The answer is clear: there are too few of them. If the niche is not used much, it is probably not by chance! In other words, even if your radio station is original and unique, the potential for developing its audience will be too quickly “captured” by the small number of fans of the music it broadcasts.
The second solution remains: to launch oneself in a niche that is already well exploited but whose audience potential is very large. Try to get a good piece of a big cake. Be careful, this does not mean that you have to imitate FM and its very federative formats. No, you can choose a very specific niche and exploit it in your way. An example again? The 80’s! Everyone loves the 80’s, even those born after! What are the reasons for this?
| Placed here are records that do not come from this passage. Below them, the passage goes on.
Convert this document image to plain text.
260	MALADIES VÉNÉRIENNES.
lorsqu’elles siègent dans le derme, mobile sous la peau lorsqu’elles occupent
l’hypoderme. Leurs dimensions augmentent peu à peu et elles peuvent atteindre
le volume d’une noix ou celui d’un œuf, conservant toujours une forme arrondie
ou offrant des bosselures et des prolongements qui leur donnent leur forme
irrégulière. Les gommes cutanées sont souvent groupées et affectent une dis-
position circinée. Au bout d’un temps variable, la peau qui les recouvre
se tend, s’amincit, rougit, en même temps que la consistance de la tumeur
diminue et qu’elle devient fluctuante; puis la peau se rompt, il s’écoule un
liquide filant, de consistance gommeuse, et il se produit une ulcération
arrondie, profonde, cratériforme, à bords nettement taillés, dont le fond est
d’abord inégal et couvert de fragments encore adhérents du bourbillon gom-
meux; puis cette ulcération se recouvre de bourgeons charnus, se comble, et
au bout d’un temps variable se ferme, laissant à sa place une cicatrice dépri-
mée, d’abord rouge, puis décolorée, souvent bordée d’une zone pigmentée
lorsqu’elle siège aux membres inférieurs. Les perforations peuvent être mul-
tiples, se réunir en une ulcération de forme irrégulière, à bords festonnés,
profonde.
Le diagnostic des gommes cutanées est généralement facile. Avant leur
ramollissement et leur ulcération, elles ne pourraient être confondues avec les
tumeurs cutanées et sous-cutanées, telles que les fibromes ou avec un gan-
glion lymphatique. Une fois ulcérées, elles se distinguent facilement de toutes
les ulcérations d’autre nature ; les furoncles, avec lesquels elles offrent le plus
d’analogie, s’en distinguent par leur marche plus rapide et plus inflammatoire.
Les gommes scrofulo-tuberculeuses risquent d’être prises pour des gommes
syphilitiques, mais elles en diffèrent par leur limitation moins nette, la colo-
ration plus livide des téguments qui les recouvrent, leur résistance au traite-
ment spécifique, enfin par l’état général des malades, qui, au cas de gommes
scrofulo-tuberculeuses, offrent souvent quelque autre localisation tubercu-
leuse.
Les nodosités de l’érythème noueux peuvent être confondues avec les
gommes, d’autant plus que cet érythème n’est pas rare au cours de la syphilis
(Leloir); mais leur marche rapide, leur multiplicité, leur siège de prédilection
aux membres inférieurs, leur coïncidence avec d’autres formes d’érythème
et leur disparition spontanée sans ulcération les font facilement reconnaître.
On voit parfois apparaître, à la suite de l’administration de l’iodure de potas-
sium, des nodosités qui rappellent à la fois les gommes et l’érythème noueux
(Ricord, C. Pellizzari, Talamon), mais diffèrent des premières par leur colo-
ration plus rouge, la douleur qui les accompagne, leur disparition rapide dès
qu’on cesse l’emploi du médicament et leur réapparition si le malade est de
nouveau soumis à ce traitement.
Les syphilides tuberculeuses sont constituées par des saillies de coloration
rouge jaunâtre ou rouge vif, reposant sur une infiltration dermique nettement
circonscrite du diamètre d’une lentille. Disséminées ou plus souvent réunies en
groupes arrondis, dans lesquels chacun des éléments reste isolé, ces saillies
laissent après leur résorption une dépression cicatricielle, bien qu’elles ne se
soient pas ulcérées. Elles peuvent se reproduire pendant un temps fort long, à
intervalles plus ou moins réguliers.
Because this decade symbolizes carefreeness and freedom. Because the hits of this decade are very easily identifiable and sometimes unforgettable. The theme of the ’80s is therefore a very catchy niche for a web radio that hopes to reach a large audience. Obviously, web radios are already very numerous to be positioned in this niche? But what do they really offer? What are the musical choices? How many titles in a playlist? Only hits? Unknown titles? Forgotten nuggets? Gold records? There are dozens of ways to program a radio dedicated to the music of the 80s. By listening to what the competition is doing, by differentiating yourself, by finding a name, an original communication, it is always possible to stand out from the crowd and to make listeners, often very volatile, want to stick to your mp3 stream.
As you can see, between an unexploited but very small musical niche and a very large and already exploited niche, the choice is quickly made. The success of web radio is not only its concept, it is also its on-air style, the personality of its host(s), the programming choices, a sharp and precise side, in short, it is a lot of things, talent, and work. But this is what makes digital radio an increasingly mature, professional, and attractive sector.